Through them, I discovered that outside school cricket there were a host of teams that worried little about playing ability. They were grateful to me for turning up. I have been playing for such teams for nearly sixty years since, some a bit grander, and in twenty different countries. Availability was my secret. I played even more cricket after turning 50 than before because I became a self-employed, or more precisely, unemployed writer, and more available, especially at the eleventh hour. For many years I had a voicemail: “Where’s the match? When do you want me to be there?”

The pub team did not need a wicketkeeper, and as the youngest member I had to do much chasing in the outfield. In one match, the captain took pity on me (or possibly sought to end the proceedings and get back to the pub). Anyway, he put me on to bowl. And in my very first over for his team, I produced a total ripper. It is hard to do justice to it, but I got a reminder years later when Shane Warne produced That Delivery to dismiss Mike Gatting.

I made then my second major discovery about cricket: its power to deliver to any player a Magic Moment. Of course it delivers many more of them to good players, and intentionally rather than randomly, but it also doles them out to no-hopers. Moments which even their all-time idols could not better, which make their imagined crowds roar and their imagined commentators gasp.

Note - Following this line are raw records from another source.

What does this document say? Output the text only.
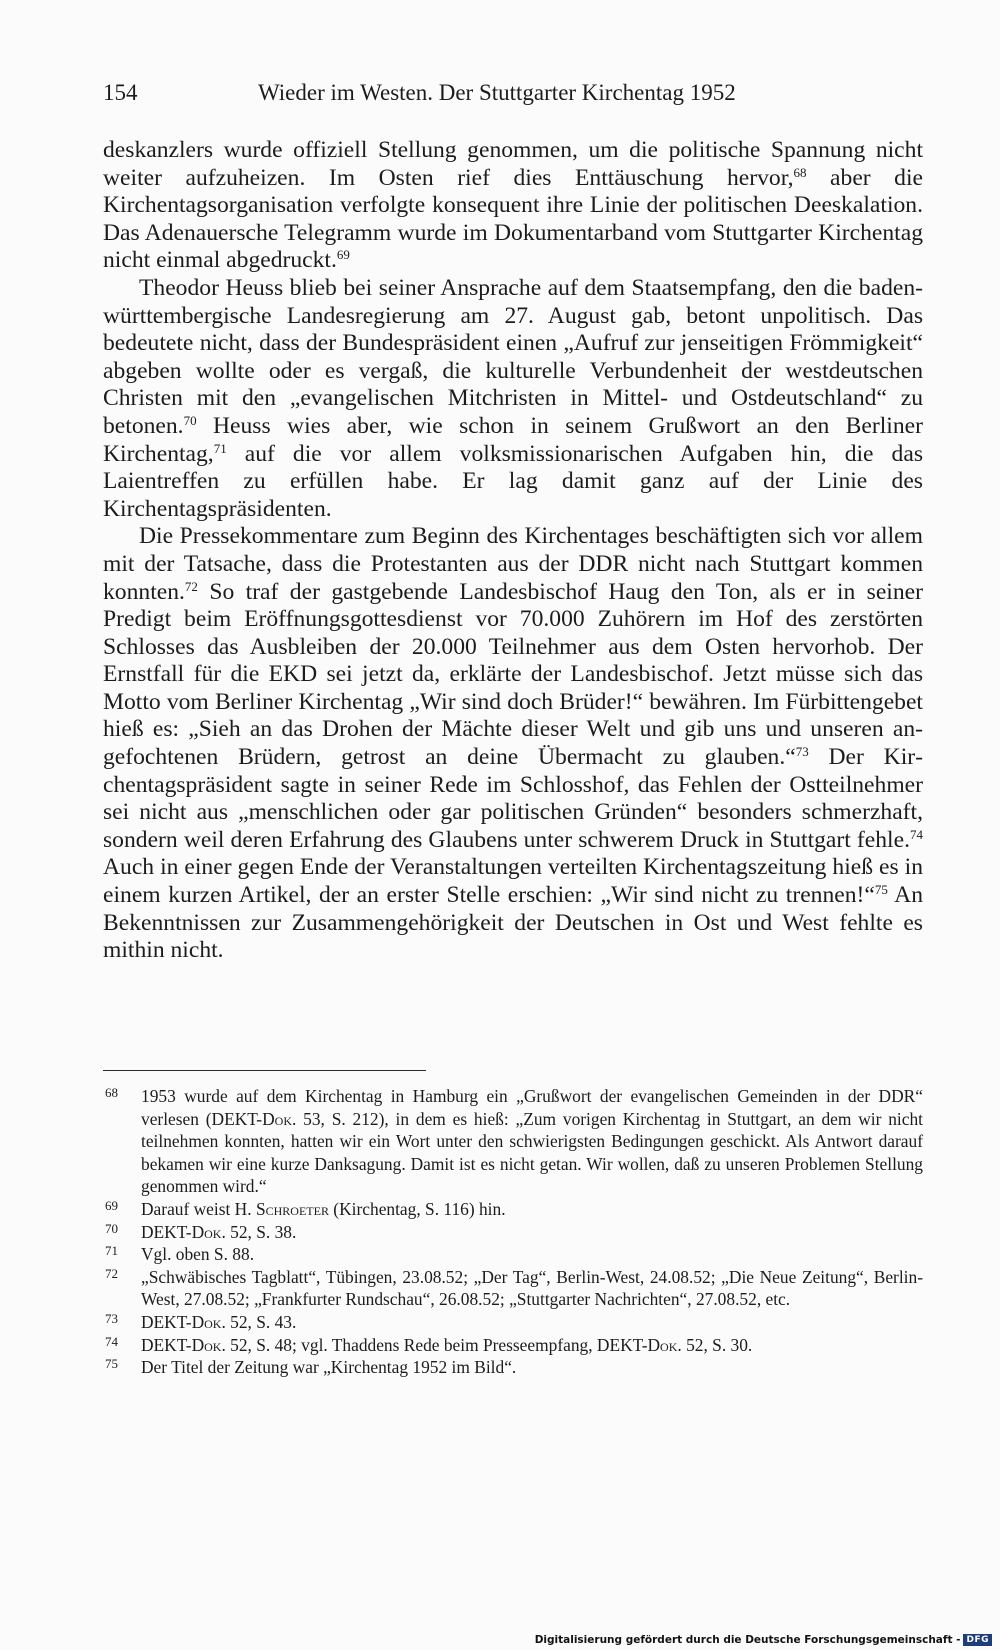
154	Wieder im Westen. Der Stuttgarter Kirchentag 1952

deskanzlers wurde offiziell Stellung genommen, um die politische Spannung nicht weiter aufzuheizen. Im Osten rief dies Enttäuschung hervor,$^{68}$ aber die Kirchentagsorganisation verfolgte konsequent ihre Linie der politischen Deeskalation. Das Adenauersche Telegramm wurde im Dokumentarband vom Stuttgarter Kirchentag nicht einmal abgedruckt.$^{69}$

Theodor Heuss blieb bei seiner Ansprache auf dem Staatsempfang, den die baden-württembergische Landesregierung am 27. August gab, betont unpolitisch. Das bedeutete nicht, dass der Bundespräsident einen „Aufruf zur jenseitigen Frömmigkeit“ abgeben wollte oder es vergaß, die kulturelle Verbundenheit der westdeutschen Christen mit den „evangelischen Mitchristen in Mittel- und Ostdeutschland“ zu betonen.$^{70}$ Heuss wies aber, wie schon in seinem Grußwort an den Berliner Kirchentag,$^{71}$ auf die vor allem volksmissionarischen Aufgaben hin, die das Laientreffen zu erfüllen habe. Er lag damit ganz auf der Linie des Kirchentagspräsidenten.

Die Pressekommentare zum Beginn des Kirchentages beschäftigten sich vor allem mit der Tatsache, dass die Protestanten aus der DDR nicht nach Stuttgart kommen konnten.$^{72}$ So traf der gastgebende Landesbischof Haug den Ton, als er in seiner Predigt beim Eröffnungsgottesdienst vor 70.000 Zuhörern im Hof des zerstörten Schlosses das Ausbleiben der 20.000 Teilnehmer aus dem Osten hervorhob. Der Ernstfall für die EKD sei jetzt da, erklärte der Landesbischof. Jetzt müsse sich das Motto vom Berliner Kirchentag „Wir sind doch Brüder!“ bewähren. Im Fürbittengebet hieß es: „Sieh an das Drohen der Mächte dieser Welt und gib uns und unseren angefochtenen Brüdern, getrost an deine Übermacht zu glauben.“$^{73}$ Der Kirchentagspräsident sagte in seiner Rede im Schlosshof, das Fehlen der Ostteilnehmer sei nicht aus „menschlichen oder gar politischen Gründen“ besonders schmerzhaft, sondern weil deren Erfahrung des Glaubens unter schwerem Druck in Stuttgart fehle.$^{74}$ Auch in einer gegen Ende der Veranstaltungen verteilten Kirchentagszeitung hieß es in einem kurzen Artikel, der an erster Stelle erschien: „Wir sind nicht zu trennen!“$^{75}$ An Bekenntnissen zur Zusammengehörigkeit der Deutschen in Ost und West fehlte es mithin nicht.

68 1953 wurde auf dem Kirchentag in Hamburg ein „Grußwort der evangelischen Gemeinden in der DDR“ verlesen (DEKT-Dok. 53, S. 212), in dem es hieß: „Zum vorigen Kirchentag in Stuttgart, an dem wir nicht teilnehmen konnten, hatten wir ein Wort unter den schwierigsten Bedingungen geschickt. Als Antwort darauf bekamen wir eine kurze Danksagung. Damit ist es nicht getan. Wir wollen, daß zu unseren Problemen Stellung genommen wird.“
69 Darauf weist H. Schroeter (Kirchentag, S. 116) hin.
70 DEKT-Dok. 52, S. 38.
71 Vgl. oben S. 88.
72 „Schwäbisches Tagblatt“, Tübingen, 23.08.52; „Der Tag“, Berlin-West, 24.08.52; „Die Neue Zeitung“, Berlin-West, 27.08.52; „Frankfurter Rundschau“, 26.08.52; „Stuttgarter Nachrichten“, 27.08.52, etc.
73 DEKT-Dok. 52, S. 43.
74 DEKT-Dok. 52, S. 48; vgl. Thaddens Rede beim Presseempfang, DEKT-Dok. 52, S. 30.
75 Der Titel der Zeitung war „Kirchentag 1952 im Bild“.
Digitalisierung gefördert durch die Deutsche Forschungsgemeinschaft - DFG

Magic Moments have tremendous power. It takes only one each season to make perpetrators forget days of drudgery and humiliation, and decide to play another season. Magic Moments in cricket can leave an afterglow on life outside. They make despairing dramatists attempt another play, despairing diplomats make another démarche and despairing dentists decide to drill another bicuspid.

I have had other Magic Moments in an undeservedly long career, glow-worms in a cave of mediocrity, but none to beat the first. That is why 1963 remains my Golden Summer.